Debt crisis: Asian shares edge up on eurozone bank relief
ASIAN shares rose on Monday with sentiment brightening at the start of the third quarter after European leaders agreed to shore up the region's troubled banks, but the euro gave up some of its gains amid concerns that the debt crisis is still far from over.
MSCI's broadest index of Asia-Pacific shares outside Japan added 0.5 percent, after soaring 2.7 percent on Friday for its biggest one-day rise in more than six months. The MSCI Asia ex-Japan share index ended April-June down 7.4 percent, after rising for the previous two quarters.
European shares were likely to mostly rise marginally, with spreadbetters predicting that region's major markets would open up as much as 0.3 percent. U.S. stock futures were down 0.2 percent.
Japan's Nikkei average trimmed early gains to stand up 0.4 percent, but kept above the key 9,000 level, which it reclaimed on Friday for the first time in 7 weeks.
Strong short-covering spearheaded Friday's broad-based rally as market players who had not expected European leaders to strike any fresh deals scrambled to cover negative bets, and fund managers remained cautious of the sustainability of "risk-on" momentum.
"Even though markets went up significantly on Friday night, we are still fairly cautious as to whether that's a sustainable move, given that the announcements from the summit were probably better than the actual detail of what's been delivered," said Andrew Pease, Sydney-based chief investment strategist at Russell Investments Asia Pacific.

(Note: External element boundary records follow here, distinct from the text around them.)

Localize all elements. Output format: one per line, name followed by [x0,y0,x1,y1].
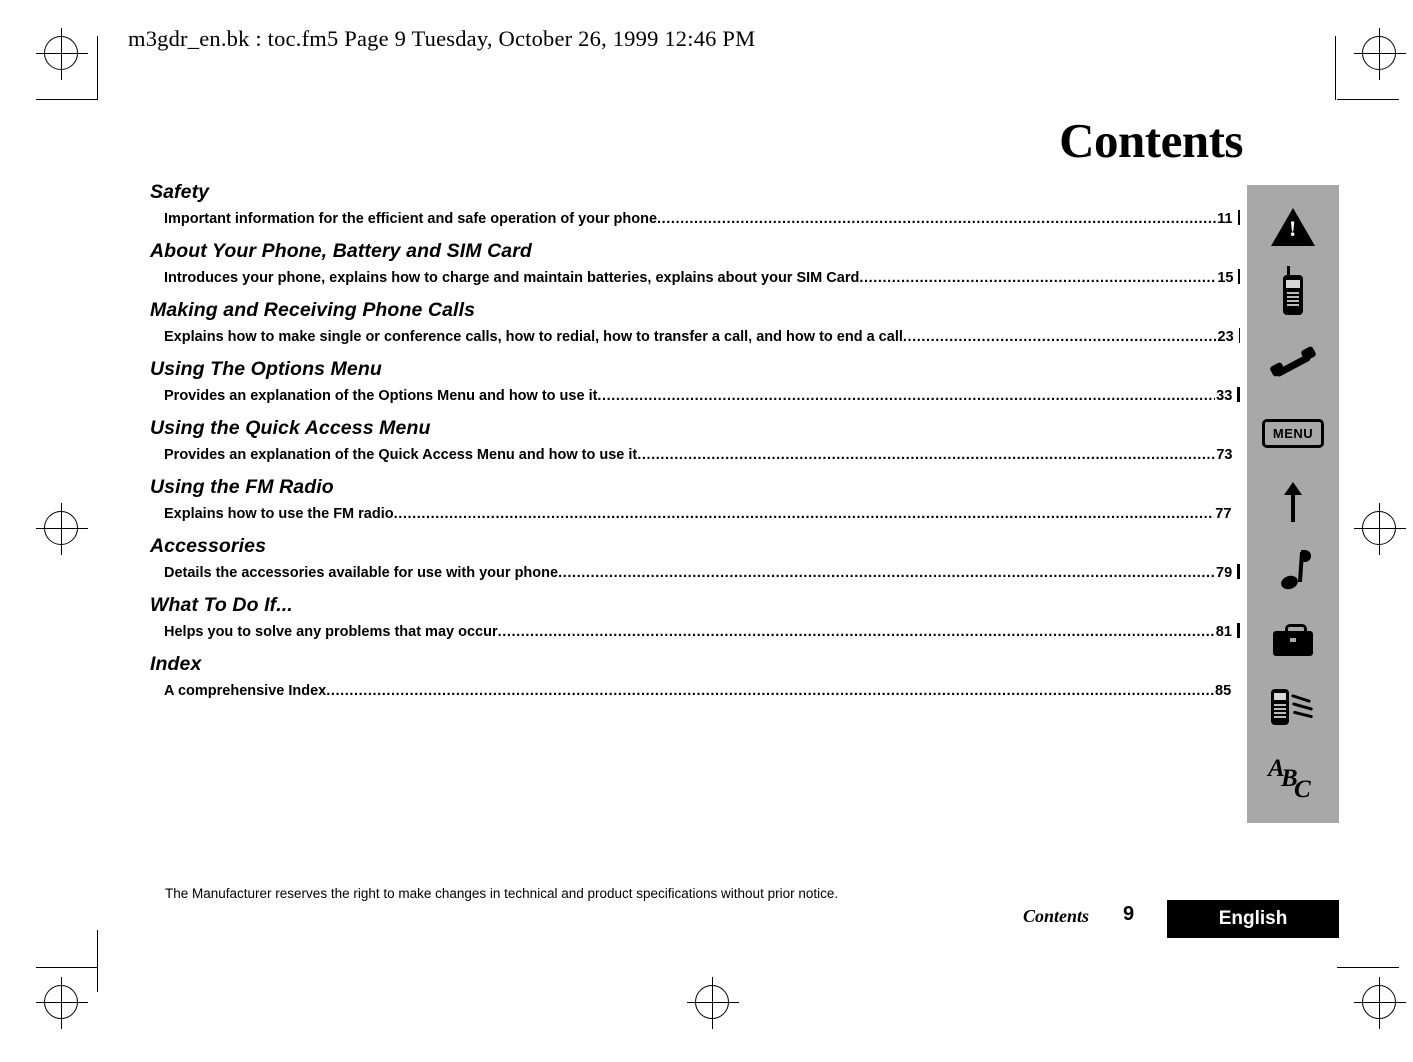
toc-dot-leader: ........................................… [393,506,1215,522]
toc-chapter-title[interactable]: Accessories [150,535,1240,558]
toc-chapter-title[interactable]: Using the Quick Access Menu [150,417,1240,440]
crop-mark-left-bottom [97,930,98,992]
toc-row[interactable]: Helps you to solve any problems that may… [150,621,1240,640]
phone-icon [1247,261,1339,329]
toc-entry: Accessories Details the accessories avail… [150,535,1240,581]
toc-entry: Using the Quick Access Menu Provides an e… [150,417,1240,463]
menu-icon: MENU [1247,399,1339,467]
toc-page-number: 23 [1217,329,1234,345]
toc-chapter-title[interactable]: Index [150,653,1240,676]
crop-mark-top-left [36,99,98,100]
toc-row[interactable]: A comprehensive Index ..................… [150,680,1240,699]
registration-mark-top-left [36,28,88,80]
toc-entry: Safety Important information for the effi… [150,181,1240,227]
phone-troubleshoot-icon [1247,675,1339,743]
table-of-contents: Safety Important information for the effi… [150,181,1240,712]
handset-call-icon [1247,331,1339,399]
crop-mark-top-right [1337,99,1399,100]
toc-row[interactable]: Details the accessories available for us… [150,562,1240,581]
toc-thumb-tab-marker [1236,623,1240,638]
file-header-line: m3gdr_en.bk : toc.fm5 Page 9 Tuesday, Oc… [128,26,756,51]
toc-description: Provides an explanation of the Options M… [164,388,598,404]
toc-thumb-tab-marker [1236,682,1240,697]
toc-description: Important information for the efficient … [164,211,658,227]
toc-dot-leader: ........................................… [558,565,1215,581]
toc-thumb-tab-marker [1238,328,1240,343]
registration-mark-middle-left [36,503,88,555]
toc-entry: Index A comprehensive Index .............… [150,653,1240,699]
crop-mark-bottom-left [36,967,98,968]
registration-mark-bottom-left [36,977,88,1029]
toc-row[interactable]: Important information for the efficient … [150,208,1240,227]
registration-mark-middle-right [1354,503,1406,555]
toc-row[interactable]: Explains how to use the FM radio .......… [150,503,1240,522]
page-title: Contents [1059,113,1243,168]
toc-dot-leader: ........................................… [637,447,1215,463]
toc-chapter-title[interactable]: About Your Phone, Battery and SIM Card [150,240,1240,263]
toc-dot-leader: ........................................… [326,683,1214,699]
crop-mark-right-top [1335,36,1336,100]
toc-entry: About Your Phone, Battery and SIM Card In… [150,240,1240,286]
toc-description: Details the accessories available for us… [164,565,559,581]
registration-mark-bottom-center [687,977,739,1029]
footer-language-badge: English [1167,900,1339,938]
toc-thumb-tab-marker [1237,387,1240,402]
footer-section-name: Contents [1023,906,1090,926]
chapter-icon-sidebar: MENU A B C [1247,185,1339,823]
toc-page-number: 77 [1215,506,1232,522]
accessories-bag-icon [1247,606,1339,674]
toc-chapter-title[interactable]: What To Do If... [150,594,1240,617]
toc-row[interactable]: Explains how to make single or conferenc… [150,326,1240,345]
toc-page-number: 15 [1217,270,1234,286]
toc-page-number: 33 [1216,388,1233,404]
toc-chapter-title[interactable]: Making and Receiving Phone Calls [150,299,1240,322]
registration-mark-bottom-right [1354,977,1406,1029]
toc-thumb-tab-marker [1237,446,1240,461]
crop-mark-left-top [97,36,98,100]
toc-dot-leader: ........................................… [597,388,1215,404]
warning-triangle-icon [1247,193,1339,261]
toc-page-number: 11 [1217,211,1233,227]
toc-page-number: 73 [1216,447,1233,463]
abc-index-icon: A B C [1247,745,1339,813]
toc-page-number: 79 [1216,565,1233,581]
toc-chapter-title[interactable]: Using The Options Menu [150,358,1240,381]
toc-dot-leader: ........................................… [657,211,1216,227]
toc-description: Explains how to make single or conferenc… [164,329,903,345]
toc-thumb-tab-marker [1237,564,1240,579]
toc-entry: Using The Options Menu Provides an explan… [150,358,1240,404]
toc-description: Introduces your phone, explains how to c… [164,270,860,286]
toc-entry: Making and Receiving Phone Calls Explains… [150,299,1240,345]
footer-page-number: 9 [1123,903,1135,925]
toc-description: Explains how to use the FM radio [164,506,394,522]
toc-description: A comprehensive Index [164,683,327,699]
toc-thumb-tab-marker [1237,210,1240,225]
toc-thumb-tab-marker [1238,269,1240,284]
registration-mark-top-right [1354,28,1406,80]
toc-row[interactable]: Provides an explanation of the Options M… [150,385,1240,404]
toc-description: Helps you to solve any problems that may… [164,624,498,640]
toc-page-number: 81 [1215,624,1232,640]
toc-entry: What To Do If... Helps you to solve any p… [150,594,1240,640]
footer-disclaimer: The Manufacturer reserves the right to m… [165,886,839,901]
abc-letter-c: C [1294,776,1311,803]
toc-thumb-tab-marker [1236,505,1240,520]
up-arrow-icon [1247,468,1339,536]
toc-chapter-title[interactable]: Using the FM Radio [150,476,1240,499]
toc-entry: Using the FM Radio Explains how to use th… [150,476,1240,522]
toc-dot-leader: ........................................… [859,270,1216,286]
crop-mark-bottom-right [1337,967,1399,968]
toc-description: Provides an explanation of the Quick Acc… [164,447,638,463]
toc-dot-leader: ........................................… [497,624,1215,640]
music-note-icon [1247,537,1339,605]
toc-row[interactable]: Provides an explanation of the Quick Acc… [150,444,1240,463]
toc-chapter-title[interactable]: Safety [150,181,1240,204]
toc-row[interactable]: Introduces your phone, explains how to c… [150,267,1240,286]
toc-page-number: 85 [1215,683,1232,699]
toc-dot-leader: ........................................… [902,329,1217,345]
menu-icon-label: MENU [1261,418,1325,448]
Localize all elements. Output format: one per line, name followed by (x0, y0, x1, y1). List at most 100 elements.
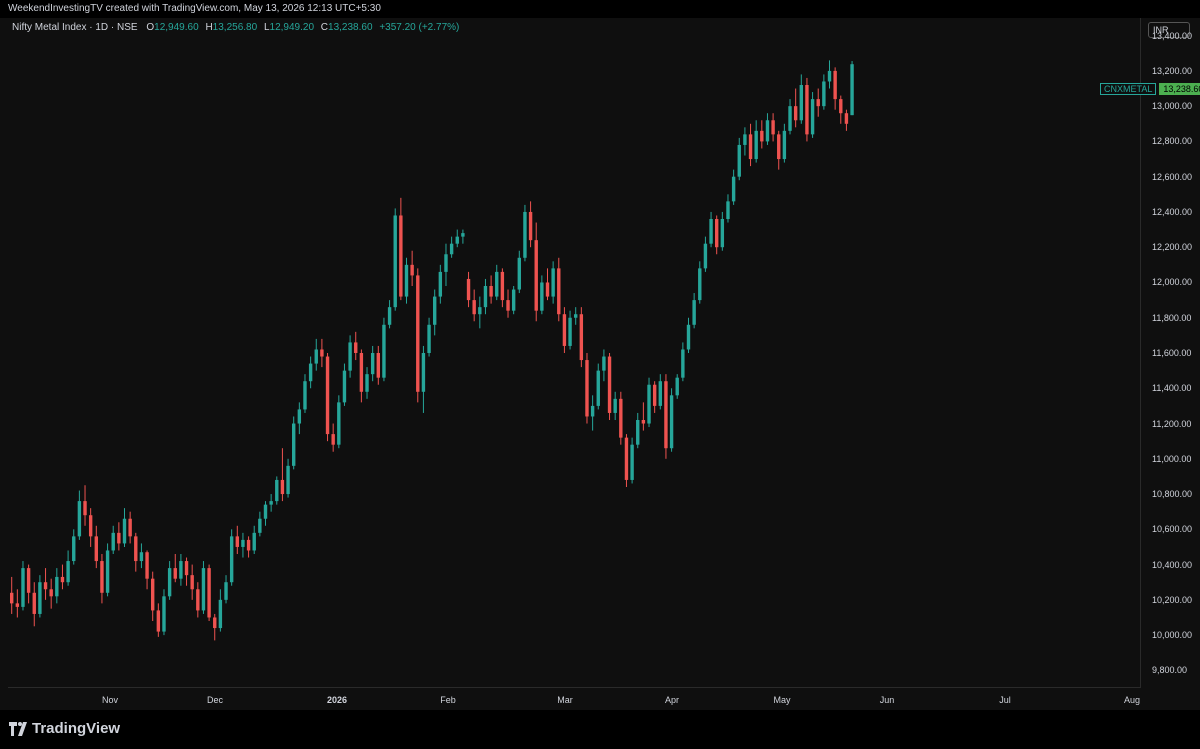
candle-body (636, 420, 640, 445)
candle (100, 554, 104, 604)
candle (43, 568, 48, 600)
candle (303, 374, 307, 413)
candle (246, 536, 251, 558)
candle (167, 561, 172, 600)
candle-body (557, 268, 561, 315)
candle-body (43, 582, 48, 590)
candle-body (523, 211, 527, 258)
candle (134, 532, 138, 572)
candle-body (602, 356, 606, 371)
candle (602, 349, 606, 382)
candle (275, 476, 279, 505)
price-axis-tick: 13,400.00 (1152, 30, 1193, 41)
candle-body (472, 300, 476, 315)
candle (21, 561, 25, 611)
candle-body (263, 504, 268, 519)
candle (777, 130, 781, 170)
footer-bar: TradingView (0, 710, 1200, 749)
low-label: L (263, 22, 270, 33)
time-axis-tick: May (773, 695, 791, 705)
candle-body (534, 240, 538, 311)
candle-body (26, 568, 31, 593)
price-axis-tick: 12,400.00 (1152, 206, 1193, 217)
price-axis-tick: 11,200.00 (1152, 418, 1192, 429)
candle-body (359, 353, 364, 392)
candle (619, 391, 623, 445)
candle-body (748, 134, 753, 160)
candle (297, 402, 302, 435)
candle (472, 289, 476, 322)
price-axis-tick: 11,000.00 (1152, 453, 1192, 464)
candle-body (630, 444, 634, 480)
candle-body (669, 395, 674, 449)
candle-body (49, 589, 53, 597)
time-axis-tick: Mar (557, 695, 573, 705)
candle (534, 222, 538, 322)
price-axis-tick: 12,000.00 (1152, 277, 1193, 288)
candle-body (641, 420, 646, 424)
candle (686, 317, 691, 353)
candle-body (816, 99, 820, 107)
candle (585, 353, 589, 424)
price-chart[interactable] (8, 18, 1141, 688)
tradingview-brand[interactable]: TradingView (32, 720, 120, 737)
candle-body (111, 532, 115, 551)
candle (523, 204, 527, 262)
candle (224, 575, 228, 604)
candle (66, 550, 70, 586)
top-bar: WeekendInvestingTV created with TradingV… (0, 0, 1200, 18)
candle-body (839, 99, 843, 114)
candle (545, 268, 550, 301)
last-price-symbol: CNXMETAL (1100, 83, 1157, 95)
candle (218, 589, 223, 632)
candle-body (698, 268, 702, 301)
price-axis-tick: 10,400.00 (1152, 559, 1193, 570)
candle (703, 236, 708, 272)
candle-body (765, 120, 770, 142)
candle-body (771, 120, 775, 135)
tradingview-logo-icon[interactable] (9, 722, 29, 736)
candle (427, 317, 431, 357)
candle-body (156, 610, 161, 632)
candle (799, 74, 803, 124)
candle (720, 211, 725, 251)
candle-body (624, 437, 629, 480)
candle-body (117, 532, 121, 544)
candle (370, 345, 375, 382)
candle-body (500, 271, 505, 301)
candle-body (229, 536, 234, 583)
candle-body (55, 576, 59, 597)
candle-body (754, 130, 758, 160)
candle-body (421, 353, 426, 392)
candle-body (167, 568, 172, 597)
candle-body (105, 550, 110, 593)
candle (449, 236, 454, 258)
candle (737, 137, 741, 181)
candle (376, 345, 380, 385)
candle-body (235, 536, 239, 547)
candle-body (32, 592, 36, 614)
candle (162, 589, 166, 636)
candle (421, 345, 426, 413)
candle (320, 338, 324, 368)
close-value: 13,238.60 (328, 22, 373, 33)
candle (433, 289, 437, 336)
candle (60, 564, 65, 590)
candle-body (444, 254, 448, 272)
candle-body (675, 377, 679, 396)
candle-body (393, 215, 397, 308)
candle (111, 525, 115, 554)
high-value: 13,256.80 (212, 22, 258, 33)
candle-body (173, 568, 177, 579)
candle-body (72, 536, 76, 562)
candle-body (743, 134, 747, 145)
candle-body (38, 582, 42, 614)
candle (816, 88, 820, 117)
symbol-label[interactable]: Nifty Metal Index · 1D · NSE (12, 22, 138, 33)
candle-body (218, 599, 223, 629)
candle-body (720, 219, 725, 248)
candle-body (134, 536, 138, 562)
low-value: 12,949.20 (269, 22, 315, 33)
candle (128, 511, 132, 544)
open-label: O (146, 22, 155, 33)
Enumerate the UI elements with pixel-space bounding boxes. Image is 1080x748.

The euro fell 0.3 percent to $1.2627, after spiking 1.7 percent against the dollar to a high of $1.2693 on Friday, its biggest one-day jump in eight months.
"Their agreement offered a direction but details are yet to be worked out, and that will limit the euro's upside," said Yuji Saito, director of foreign exchange at Credit Agricole Bank in Tokyo. "Still, with concerns over the euro zone's debt crisis easing for now, the focus this week turns to U.S. data, including the monthly jobs report."
The dollar eased 0.1 percent to 79.76, after a closely watched Bank of Japan survey on Monday showed big Japanese manufacturers' sentiment improved in the second quarter from the previous quarter.
FUNDING CAPACITY CONCERNS
Euro zone leaders agreed on Friday to let their rescue fund inject aid directly into stricken banks from next year and intervene on bond markets to support troubled member states.
The step relieved credit market strains that had threatened to force struggling Spain into seeking an international bailout, pushing Spanish and Italian debt yields sharply lower.
European Union leaders also pledged to create a single banking supervisor based around the European Central Bank in a landmark first step towards a European banking union.
But Russell Investments' Pease and others were less than convinced that the agreement would be implemented smoothly, paying particular attention to the size of rescue funds which they see as insufficient to bail out needy member states.
"There's still a long way to go and the sorts of things that we would need to make us confident that Europe is no longer a huge hindrance on markets is a credible plan to provide a liquidity backstop for sovereigns and a big enough fund to convincingly recapitalise banks across the region," Pease said.
The EU's joint statement said that the euro zone's temporary EFSF and permanent ESM rescue funds would be used "in a flexible and efficient manner in order to stabilise markets" to support countries that comply with EU budget policy recommendations.
"In theory if these funds were sufficiently capitalised there would be cause for celebration. Unfortunately, they are not sufficiently capitalised and therefore their is no cause for celebration," said Jeff Sica, president of SICA Wealth Management, which manages more than $1 billion in client assets, real estate and private equity holdings.
"The irony of this ... is that those intended to fund it are the very ones who need it."
EUROPE, US PMI
U.S. crude fell more than $1 or 1.3 percent to $83.90 a barrel, after shooting up $7.27 on Friday, the fourth largest daily gain in dollar terms since the contracts were launched. Brent shed more than $1, falling 1.5 percent at $96.35 after posting its biggest one-day rise since April 2009 on Friday with a rise of more than $6.
Oil futures were hit by data over the weekend showing China's government purchasing managers' index fell to 50.2 in June to a seven-month low, suggesting growth in manufacturing sector activity at big, state-backed firms was close to stalling. Shrinking new orders and the steepest fall in export orders since December pointed to no immediate pick-up for the world's second-biggest economy.
"Chinese data is one of the contributors to the softer turn this Monday, but I think the oil market has had time to think about the implication of the EU deal over the weekend and is reacting now," said Ric Spooner, chief market analyst at CMC Markets.
A private sector survey showed on Monday that China's factory activity at smaller, private-sector companies also shrank in June at the fastest pace in seven months as new export orders tumbled to depths last seen in March 2009.
Later on Monday, purchasing managers' data is due to be released from Europe and the United States, as well as India.
Asian credit markets firmed, pushing the spread on the iTraxx Asia ex-Japan investment-grade index narrower by 3 basis points.